Third (French) man had more of diversity, I mean he accepted his weaknesses. To me it means honesty with self and others. We had deep talks about paintings and artists. It was so much fun. I miss such talks a lot. I don’t have many people to discuss this shit with. I do have 3–5 friend, and that’s it. I feel lonely in this. We were together for 3 days. And i felt uncomfortable at first when he holds my hand and kisses me. I then figured that it was because I think there are men for different things and they can not be overlapped. Like men for sex, tenderness, clever and deep talks. I do believe that manliness can be in each of these types. That’s an achievement of mine:) So I talked through this feeling to him. Yes, i’m a bit too honest too early. We talked a bit and then that uncomfortable feeling vanished. I loved it that we could talk complicated feelings and stuff and overcome this. I like sensitive men. He was sensitive enough to feel when I felt or behaved differently. He then asked “what’s wrong” and then we talked about it openly. Wow.

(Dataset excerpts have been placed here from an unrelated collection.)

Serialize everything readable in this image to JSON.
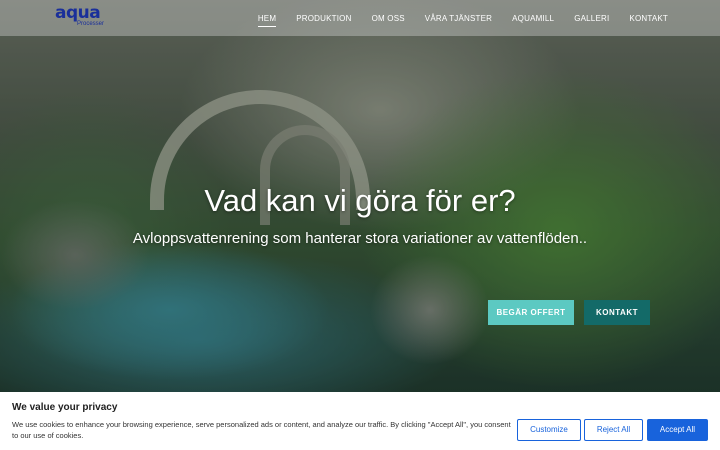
{
  "logo": {
    "text": "aqua",
    "sub": "Processer"
  },
  "nav": {
    "items": [
      {
        "label": "Hem",
        "active": true
      },
      {
        "label": "Produktion",
        "active": false
      },
      {
        "label": "Om oss",
        "active": false
      },
      {
        "label": "Våra tjänster",
        "active": false
      },
      {
        "label": "Aquamill",
        "active": false
      },
      {
        "label": "Galleri",
        "active": false
      },
      {
        "label": "Kontakt",
        "active": false
      }
    ]
  },
  "hero": {
    "title": "Vad kan vi göra för er?",
    "subtitle": "Avloppsvattenrening som hanterar stora variationer av vattenflöden..",
    "button_offert": "BEGÄR OFFERT",
    "button_kontakt": "KONTAKT"
  },
  "cookie": {
    "title": "We value your privacy",
    "text": "We use cookies to enhance your browsing experience, serve personalized ads or content, and analyze our traffic. By clicking \"Accept All\", you consent to our use of cookies.",
    "customize": "Customize",
    "reject": "Reject All",
    "accept": "Accept All"
  },
  "colors": {
    "accent": "#5cc9c2",
    "dark_accent": "#136a68",
    "cookie_blue": "#1863dc",
    "logo_blue": "#1a2f9a"
  }
}
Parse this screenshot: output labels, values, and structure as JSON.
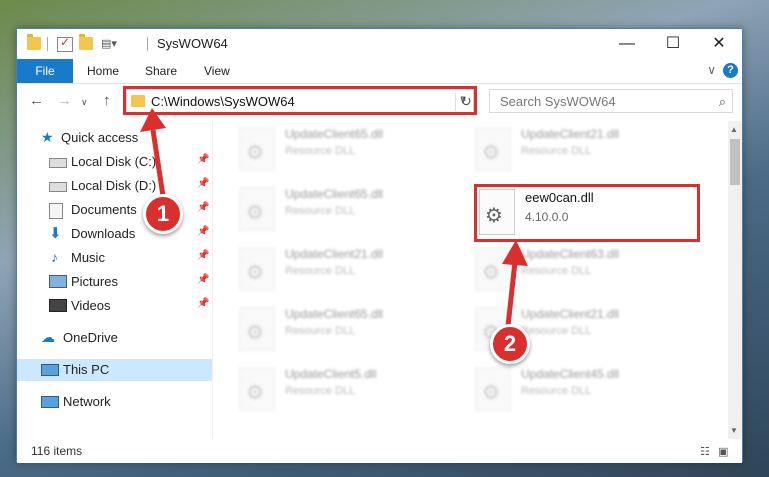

My conclusion from this 3-men story
I can stay longer and longer with one man, standing him the way he is. There are men who in their own personality combine a few important to me things. With each man more and more I can talk inconvenient but important feelings and find a way out together and still stay together (even if it is just for this very short period of time).
With the first man — he vanished after I opened up on a larger scale. He did stay when we had other deep inconvenient talks during his stay. Well, moreover he came to my place when I told him I feel physically really bad and he wanted to help. It was super pleasant. the inconvenient part was about him saying he felt I was distant from him during sex. Indeed I was , but understood that after a few days. I was shocked a man noticed it, and I did not. I was distant because I liked him and I did not want to get connected too fast, because he leaves soon and I will feel hurt. After he left the city I said something which was unbearable to him. I talked about being happy next to him.
With the second man — I could not express my concerns when I was with him. But I brought it up after I left. He kind of agreed and understood me.
The third man was the most mature in this aspect or maybe we just matched better that with the previous ones.
I’m learning to be with men the one WHO I really am. I learn to be myself more with other men. Sometimes they get scared and walk away. That’s fine. I understand that. They are not my men then. They do not feel comfortable with the things I do or think. And it’s great to talk this through early on. And we either move along together knowing more about each other and accepting the real each other. Or each of us moves on to the next person in search of someone close who can stand our weirdness.
There is another noticeable point: they are all foreigners.